2008/06/02
小沢代表インタビュー 英フィナンシャル・タイムズ「『破壊者』は銃口を自民党に向けている」
英フィナンシャル・タイムズ (Financial Times)紙6月2日付 2面 |
[仮訳]
「『破壊者』は銃口を自民党に向けている」
野党の指導者である小沢氏は、彼を育てた政党を打倒する決意だ
記者:デイビッド:ピリング、ライオネル・バーバー(東京)
小沢一郎氏は、政治権力を一度も握ったことがないが、この20年間で最も影響力を有する日本の政治家である。
日本の「一党支配による民主主義」において、総理大臣の座をほぼ保証されていた与党・自民党で、かつて総理・総裁を確実視されていた候補(小沢氏)は、派閥間の対立を経て1993年に自民党を離党した。以来、小沢氏は自らを育てた政党を打倒することに集中してきた。
健康に問題があるといううわさが常にささやかれているにもかかわらず、66歳の小沢氏は、かつてないほど目標に近づいている。
「議会政治において、政権が交代する可能性がある中で、緊張感を持って政治を行う。そして、それは国民が選択する」。1996年(ママ)の結党以来、二大政党制に向けて取り組んできた民主党のつつましい本部で行われた稀なインタビューで、小沢氏はそう述べた。
9カ月間を除き、半世紀以上政治権力を握っている自民党と中国共産党とを比べて、「一度手に入れた権力というものは、なかなか手放せない」と語った。
創造のための政治的破壊を繰り返してきたため、策略政治家、小沢氏は、時に「破壊者」と言われるが、彼はこの政治プロセスを早めることを望んでいる。
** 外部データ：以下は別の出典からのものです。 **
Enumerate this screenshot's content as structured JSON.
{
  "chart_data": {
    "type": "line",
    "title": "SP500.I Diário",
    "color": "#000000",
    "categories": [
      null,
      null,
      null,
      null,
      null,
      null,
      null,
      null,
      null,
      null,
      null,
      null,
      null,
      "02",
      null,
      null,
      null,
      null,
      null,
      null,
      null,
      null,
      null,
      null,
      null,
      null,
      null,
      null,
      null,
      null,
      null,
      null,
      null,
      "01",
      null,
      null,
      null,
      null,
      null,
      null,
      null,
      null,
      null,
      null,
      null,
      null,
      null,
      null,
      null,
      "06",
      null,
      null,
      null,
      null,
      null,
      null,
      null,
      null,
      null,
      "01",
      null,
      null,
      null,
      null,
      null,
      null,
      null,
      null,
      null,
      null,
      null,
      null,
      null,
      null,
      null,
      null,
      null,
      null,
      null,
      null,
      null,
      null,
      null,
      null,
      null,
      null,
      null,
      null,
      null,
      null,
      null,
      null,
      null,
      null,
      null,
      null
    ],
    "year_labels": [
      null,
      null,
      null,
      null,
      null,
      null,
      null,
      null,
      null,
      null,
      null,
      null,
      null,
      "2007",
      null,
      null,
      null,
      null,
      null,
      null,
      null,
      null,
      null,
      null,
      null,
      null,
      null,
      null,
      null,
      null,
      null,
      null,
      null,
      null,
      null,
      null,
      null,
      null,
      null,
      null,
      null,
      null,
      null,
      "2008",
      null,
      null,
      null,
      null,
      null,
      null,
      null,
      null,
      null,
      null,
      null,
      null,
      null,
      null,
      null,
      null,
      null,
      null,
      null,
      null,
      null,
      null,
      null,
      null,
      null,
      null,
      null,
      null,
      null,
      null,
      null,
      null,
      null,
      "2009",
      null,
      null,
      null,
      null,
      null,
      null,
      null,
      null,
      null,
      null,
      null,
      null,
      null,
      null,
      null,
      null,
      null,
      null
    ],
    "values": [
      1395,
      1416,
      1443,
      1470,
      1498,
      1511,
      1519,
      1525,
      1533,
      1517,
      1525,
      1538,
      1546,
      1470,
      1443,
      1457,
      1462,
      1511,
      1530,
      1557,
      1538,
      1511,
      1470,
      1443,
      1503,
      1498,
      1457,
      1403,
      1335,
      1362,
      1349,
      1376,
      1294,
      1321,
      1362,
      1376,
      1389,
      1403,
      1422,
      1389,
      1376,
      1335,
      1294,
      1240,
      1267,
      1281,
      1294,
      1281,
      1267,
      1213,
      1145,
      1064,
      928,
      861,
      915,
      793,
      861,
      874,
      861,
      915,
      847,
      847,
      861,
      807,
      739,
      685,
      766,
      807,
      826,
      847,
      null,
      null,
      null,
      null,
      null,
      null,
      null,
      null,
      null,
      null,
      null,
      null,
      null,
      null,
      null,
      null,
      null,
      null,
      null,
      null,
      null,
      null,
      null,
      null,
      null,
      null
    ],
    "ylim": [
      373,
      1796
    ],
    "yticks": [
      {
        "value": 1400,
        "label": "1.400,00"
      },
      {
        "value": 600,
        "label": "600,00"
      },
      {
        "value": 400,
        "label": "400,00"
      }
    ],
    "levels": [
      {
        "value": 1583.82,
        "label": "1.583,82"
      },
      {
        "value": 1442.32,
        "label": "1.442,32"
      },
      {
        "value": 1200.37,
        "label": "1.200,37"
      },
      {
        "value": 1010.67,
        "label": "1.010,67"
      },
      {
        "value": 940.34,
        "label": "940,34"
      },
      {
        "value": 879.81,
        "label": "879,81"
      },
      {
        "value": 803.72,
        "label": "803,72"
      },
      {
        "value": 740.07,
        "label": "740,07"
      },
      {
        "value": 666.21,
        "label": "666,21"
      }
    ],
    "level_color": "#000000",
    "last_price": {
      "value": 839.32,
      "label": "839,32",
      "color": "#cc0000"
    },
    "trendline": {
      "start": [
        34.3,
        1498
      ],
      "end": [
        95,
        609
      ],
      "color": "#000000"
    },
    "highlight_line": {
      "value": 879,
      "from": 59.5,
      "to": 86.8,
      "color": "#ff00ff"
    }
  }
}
昨年、戦略的に優れた選挙戦で、自民党の市場主義型の政策に対する国民の怒りを巧みにとらえて、参議院で民主党の大勝利をもたらした。
参議院は衆議院より力が弱いものの、参議院選挙での勝利以来、民主党の拒否権を用いて福田康夫首相の法案を滞らせて、(内閣を)麻痺させている。
彼は、米国のテロ対策活動を支援するためのインド洋への海上自衛艦派遣に反対し、外国との関係で自民党を困らせた。
国内的には、日銀総裁の空白や、260億ドルの減収につながるガソリン税の(暫定税率)廃止を一時的に強行した。
1990年代の短期間、野に下った時期を除き、自民党は、相次ぐ連立及び日和見的な党首交代のおかげで生き延びることができた。「日本の政治・行政の仕組みそのものが、今日の状況に対応できなくなっている。誰が自民党総裁になっても、今の状況は変わらない」と、小沢氏は言う。
しかし、頑強な与党から政治権力を奪うのは簡単なことではない。東京のテンプル大学のアジア研究教授、ジェフ・キングストン氏は、総選挙での勝利について、昨年9月(ママ)の象徴的な意味での参議院選挙での勝利とは別ものだと言う。有権者は自民党に不満を抱いていても、「様々なイデオロギーの寄せ集め」である野党に衆議院で多数を与える準備ができているかどうか分からない、と述べる。
小沢氏は、その見方を断固否定し、民主党は派閥政治の自民党よりイデオロギー的に圧倒的にまとまっている、と力説する。しかし、昨年12月(ママ)、自民党との大連立構想の破談後、短期間辞任した(ママ)危機の折、小沢氏でさえも総選挙での勝利は難しいと認めた。
選択肢が狭まる中、旧態然とした政治を続ける自民党の終わりは、もはや確実であると、小沢氏は言う。
「自民党という政党は、日本的なコンセンサスの政治であり、自民党のバックは官僚である。我々はそれではいけないと言ってきた。日本はもうそれではやっていけない。だから、いろいろな問題が起きているのではないか」。
小沢氏は、彼の政党(民主党)が官僚とのグレーな関係から距離を置き、一般の国民に近い、(これまでとは)異なる議会制民主主義を国民に提示していると言う。一方で、彼自身が、政治の変革を成し遂げない可能性を認める。「それは夢かもしれない。年をとりすぎましたからね。」